CAROLE ALFARAH

Art Plastique | Portrait des artistes

Syrien n’est fait#3

Depuis le début de sa carrière, Carole Alfarah (née à Damas en 1981) a mis son appareil photo au service de personnes et de collectifs silencieux, leur donnant une voix et une reconnaissance à travers l’image. Quand le conflit en Syrie a éclaté, elle a réaffirmé son intérêt pour la société civile, fuyant consciemment l’iconographie, les archétypes et l’objectivité canonique du reportage de guerre.
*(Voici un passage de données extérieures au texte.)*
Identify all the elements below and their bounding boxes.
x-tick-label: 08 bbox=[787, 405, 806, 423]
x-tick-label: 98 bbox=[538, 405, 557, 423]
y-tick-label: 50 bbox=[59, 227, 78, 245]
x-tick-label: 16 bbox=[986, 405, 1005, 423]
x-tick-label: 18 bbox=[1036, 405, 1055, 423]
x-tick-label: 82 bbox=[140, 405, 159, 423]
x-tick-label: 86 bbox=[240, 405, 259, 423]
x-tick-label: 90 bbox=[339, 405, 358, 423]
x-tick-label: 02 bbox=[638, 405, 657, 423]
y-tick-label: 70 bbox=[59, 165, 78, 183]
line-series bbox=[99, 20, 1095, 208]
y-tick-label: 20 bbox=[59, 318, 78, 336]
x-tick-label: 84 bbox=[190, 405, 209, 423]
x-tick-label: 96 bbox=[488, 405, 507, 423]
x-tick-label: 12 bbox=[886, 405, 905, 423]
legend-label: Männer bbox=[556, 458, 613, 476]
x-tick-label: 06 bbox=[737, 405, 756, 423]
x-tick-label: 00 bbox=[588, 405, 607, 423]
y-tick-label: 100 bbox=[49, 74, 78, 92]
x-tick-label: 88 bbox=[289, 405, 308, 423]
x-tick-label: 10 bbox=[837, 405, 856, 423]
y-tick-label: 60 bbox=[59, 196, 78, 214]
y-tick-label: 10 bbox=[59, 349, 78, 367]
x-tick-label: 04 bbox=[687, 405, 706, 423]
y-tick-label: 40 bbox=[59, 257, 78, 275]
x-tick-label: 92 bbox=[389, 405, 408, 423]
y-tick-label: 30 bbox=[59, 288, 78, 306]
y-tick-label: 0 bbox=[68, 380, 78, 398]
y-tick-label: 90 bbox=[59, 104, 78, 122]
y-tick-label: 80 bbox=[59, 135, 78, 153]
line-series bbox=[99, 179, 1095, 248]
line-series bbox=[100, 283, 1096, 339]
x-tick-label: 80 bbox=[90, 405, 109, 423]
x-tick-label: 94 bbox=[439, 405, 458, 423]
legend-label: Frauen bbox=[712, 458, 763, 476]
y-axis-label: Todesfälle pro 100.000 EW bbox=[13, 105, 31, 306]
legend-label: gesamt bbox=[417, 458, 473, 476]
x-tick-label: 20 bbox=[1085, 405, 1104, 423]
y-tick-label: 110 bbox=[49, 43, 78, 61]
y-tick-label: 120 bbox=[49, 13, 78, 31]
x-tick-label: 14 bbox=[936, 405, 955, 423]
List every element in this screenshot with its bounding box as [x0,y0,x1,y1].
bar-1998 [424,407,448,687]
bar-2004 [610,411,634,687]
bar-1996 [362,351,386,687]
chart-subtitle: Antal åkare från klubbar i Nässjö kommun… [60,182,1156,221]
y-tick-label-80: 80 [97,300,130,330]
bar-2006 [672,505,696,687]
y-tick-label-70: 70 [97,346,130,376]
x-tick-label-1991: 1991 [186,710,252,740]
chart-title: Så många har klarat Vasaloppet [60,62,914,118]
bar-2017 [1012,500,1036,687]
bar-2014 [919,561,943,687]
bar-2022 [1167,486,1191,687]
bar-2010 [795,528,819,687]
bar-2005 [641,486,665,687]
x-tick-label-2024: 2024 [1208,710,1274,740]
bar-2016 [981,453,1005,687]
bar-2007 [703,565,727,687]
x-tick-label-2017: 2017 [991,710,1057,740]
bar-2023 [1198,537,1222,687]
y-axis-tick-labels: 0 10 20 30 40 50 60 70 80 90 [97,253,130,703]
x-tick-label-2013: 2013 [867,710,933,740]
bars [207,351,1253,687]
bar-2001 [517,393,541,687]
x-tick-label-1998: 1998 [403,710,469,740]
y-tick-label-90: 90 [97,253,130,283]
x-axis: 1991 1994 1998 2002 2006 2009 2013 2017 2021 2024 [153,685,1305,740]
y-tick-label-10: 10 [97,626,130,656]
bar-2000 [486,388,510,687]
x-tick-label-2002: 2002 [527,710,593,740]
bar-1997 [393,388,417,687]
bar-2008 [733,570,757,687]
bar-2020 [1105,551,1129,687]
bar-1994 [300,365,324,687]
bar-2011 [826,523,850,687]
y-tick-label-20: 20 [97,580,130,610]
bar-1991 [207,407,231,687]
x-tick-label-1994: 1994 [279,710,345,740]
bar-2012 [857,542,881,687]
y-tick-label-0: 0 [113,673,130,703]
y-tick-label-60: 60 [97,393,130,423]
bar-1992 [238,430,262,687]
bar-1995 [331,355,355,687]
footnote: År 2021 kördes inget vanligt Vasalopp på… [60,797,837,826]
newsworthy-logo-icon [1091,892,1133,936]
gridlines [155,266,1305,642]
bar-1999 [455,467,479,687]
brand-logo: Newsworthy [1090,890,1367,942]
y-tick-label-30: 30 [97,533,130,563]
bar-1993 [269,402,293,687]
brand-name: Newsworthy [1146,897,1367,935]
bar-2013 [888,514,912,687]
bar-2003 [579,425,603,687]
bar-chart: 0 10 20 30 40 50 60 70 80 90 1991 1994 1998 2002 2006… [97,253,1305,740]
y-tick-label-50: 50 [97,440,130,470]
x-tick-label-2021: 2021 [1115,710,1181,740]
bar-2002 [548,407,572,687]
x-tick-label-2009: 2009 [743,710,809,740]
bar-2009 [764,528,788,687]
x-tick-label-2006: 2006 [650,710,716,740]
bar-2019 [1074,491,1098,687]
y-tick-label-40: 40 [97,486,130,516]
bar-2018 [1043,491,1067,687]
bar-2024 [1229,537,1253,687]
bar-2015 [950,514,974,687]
L’exposition “Wa habibi” (Ô mon amour), organisée par la Casa Arabe et dirigée par Maria Santoyo, présente une sélection d’images prises entre 2012 et 2015, lors de voyages successifs au pays que l’artiste s’était vue de forcer de quitter. Aucune d’entre elles ne reflète les factions, les armes, la violence ou l’exil ; elles ne prétendent pas non plus éclaircir les raisons du conflit ou se positionner politiquement. Elles montrent simplement, avec une sensibilité hors du commun et un profond respect pour son prochain, jusqu’à quel point la condition humaine se voit altérée par la guerre. Carole Alfarah continue de témoigner de la décomposition d’une terre qu’elle aime et qui subit aujourd’hui de sévères souffrances. Ses images transmettent une réalité inassumable et proche : nous pourrions être elles, cela pourrait nous arriver, cela pourrait être ici.